That’s what Barbados and its Caribbean neighbours may face in 2011.
And fearing that they would be sent back home for early petty offences, West Indian green card holders and other legal residents are rushing to court, especially in New York City, to have past guilty pleas vacated on the grounds of poor legal advice.
They are stating that when their attorneys advised them to plead guilty to criminal offences they were unaware that such a plea could lead to deportation. They are acting in the wake of a United States Supreme Court decision in March last year when the top judges ruled that lawyers must inform clients about the immigration consequences of copping a plea.
Coming after 2010, a 12-month period in which more and more criminal deportees were evicted from the United States after either serving time in prison or for overstaying their time in the country, US officials in Washington are warning the current policy of sending back criminal aliens to their birthplaces will be pursued with vigour.

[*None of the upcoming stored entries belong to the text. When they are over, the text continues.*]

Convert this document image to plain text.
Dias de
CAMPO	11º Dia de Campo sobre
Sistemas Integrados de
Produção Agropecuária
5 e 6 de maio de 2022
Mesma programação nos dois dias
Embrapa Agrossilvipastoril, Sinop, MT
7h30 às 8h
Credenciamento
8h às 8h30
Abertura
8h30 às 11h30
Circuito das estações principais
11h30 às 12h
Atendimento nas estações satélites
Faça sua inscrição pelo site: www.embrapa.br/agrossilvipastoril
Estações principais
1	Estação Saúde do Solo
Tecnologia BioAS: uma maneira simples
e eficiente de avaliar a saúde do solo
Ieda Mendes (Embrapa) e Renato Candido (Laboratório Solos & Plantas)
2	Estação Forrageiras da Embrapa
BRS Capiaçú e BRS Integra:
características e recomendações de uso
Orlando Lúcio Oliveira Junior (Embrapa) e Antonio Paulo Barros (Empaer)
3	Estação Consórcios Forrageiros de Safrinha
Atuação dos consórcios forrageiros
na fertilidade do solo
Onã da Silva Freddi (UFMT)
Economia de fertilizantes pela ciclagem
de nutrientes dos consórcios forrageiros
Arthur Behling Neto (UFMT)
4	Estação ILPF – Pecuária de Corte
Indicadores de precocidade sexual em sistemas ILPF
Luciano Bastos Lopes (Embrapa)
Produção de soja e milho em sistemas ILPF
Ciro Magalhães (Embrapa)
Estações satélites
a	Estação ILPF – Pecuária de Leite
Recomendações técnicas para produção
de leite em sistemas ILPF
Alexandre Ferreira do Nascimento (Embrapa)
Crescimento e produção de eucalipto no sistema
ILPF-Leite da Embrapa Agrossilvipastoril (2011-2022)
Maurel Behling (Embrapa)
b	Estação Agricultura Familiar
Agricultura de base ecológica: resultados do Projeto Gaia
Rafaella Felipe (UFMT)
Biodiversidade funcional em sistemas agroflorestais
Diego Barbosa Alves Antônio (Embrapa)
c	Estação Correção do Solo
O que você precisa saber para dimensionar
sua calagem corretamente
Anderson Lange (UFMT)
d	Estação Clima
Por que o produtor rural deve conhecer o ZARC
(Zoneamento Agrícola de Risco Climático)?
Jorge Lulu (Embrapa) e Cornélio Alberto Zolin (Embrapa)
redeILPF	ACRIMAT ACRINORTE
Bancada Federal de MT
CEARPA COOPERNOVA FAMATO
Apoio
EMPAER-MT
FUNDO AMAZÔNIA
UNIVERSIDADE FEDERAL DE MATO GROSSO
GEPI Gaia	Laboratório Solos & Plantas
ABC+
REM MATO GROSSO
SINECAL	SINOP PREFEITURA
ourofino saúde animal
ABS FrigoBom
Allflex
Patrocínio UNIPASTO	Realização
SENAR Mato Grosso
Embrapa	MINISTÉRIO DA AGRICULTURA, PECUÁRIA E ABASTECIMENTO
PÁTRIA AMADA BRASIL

“The policy is in place and there shouldn’t be any illusion that it’s going to change,” said a Department of Homeland Security official.
Negative impact
That’s bad news for countries that range from Jamaica, Haiti, the Dominican Republic and Guyana to Trinidad and Tobago, Grenada, Haiti, Barbados, St Lucia and others in the region, which have been complaining for years about the negative impact of the deportees on the crime situation in almost every island-nation and coastal state.
The figures tell much of the story. In the two years since President Barack Obama moved into the White House, more than 600 000 immigrants have been deported, some 387 790 of them – a five per cent increase – were sent back home in 2009. Barbados’ share of that large batch of deportees was less than 100.
During the first ten months of the last fiscal year 2010, almost 300 000 were evicted, 294 230 to be precise. However, while most of the 2009 figure showed that non-criminal deportees dominated the list, in 2010, at least 51 per cent of those sent back home were convicted criminals.
“We have never, ever deported so many people from the country as we are doing now,” asserted Douglas Massey, a Princeton University immigration expert.
Take the case of Jamaica, a country with one of the largest immigrant communities in the US. In 2010, 1 548 nationals were returned to their birthplace by the US, a less than ten per cent drop when compared with 2009 when 1 630 were deported. An estimated 1 225 Jamaicans convicted of criminal offences were returned home while those who overstayed their time amounted to 323.
The previous year, the convicted immigrants numbered 1 262 while non-criminal immigrants forced out peaked at 368, according to Immigration and Customs Enforcement (ICE) data.
Put on notice
But Jamaica isn’t alone. Haiti has already been put on notice, that the Obama Administration is lifting the suspension it had placed on deportations immediately after the devastating earthquake of a year ago.
ICE has confirmed that 350-plus Haitians were in the pipeline to be deported once the suspension was lifted in January. In all, at least 700 Haitians may be evicted this year. However, Haitian immigration advocates in Miami have warned that the figure could be as high as 3 000 people.
What has annoyed the Haitian diaspora is that criminal aliens could be sent back home at a time of a cholera epidemic which has claimed about 3 000 lives.
But herein lies the rub. The deportations designed to improve public safety in the US may be contributing to a worsening of the crime situation in the islands and territories.
Although law enforcement officials throughout the region, Barbados included, acknowledge there was a lack of hard statistical evidence that linked deportees to criminal activity, they complain that deportees had introduced a high level of sophistication to criminal activity.
“The advent of some of these crimes in Jamaica really took off when a number of persons were sent back,” Glenmore Hinds, Jamaica’s Deputy Police Commissioner, said recently in Kingston.
“One of the things we can safely say though is that over the past number of years, we have seen the qualitative improvement in some crime, attributable to the influence of deportees who developed their skills abroad.”
St Lucia’s Minister of Security, Guy Mayers, was quoted by a US news organization recently as saying that there was evidence that local drug gangs in the Eastern Caribbean nation were apparently recruiting deportees to exploit their contacts in the US.
“We are not responsible for them becoming monsters,” Mayers said.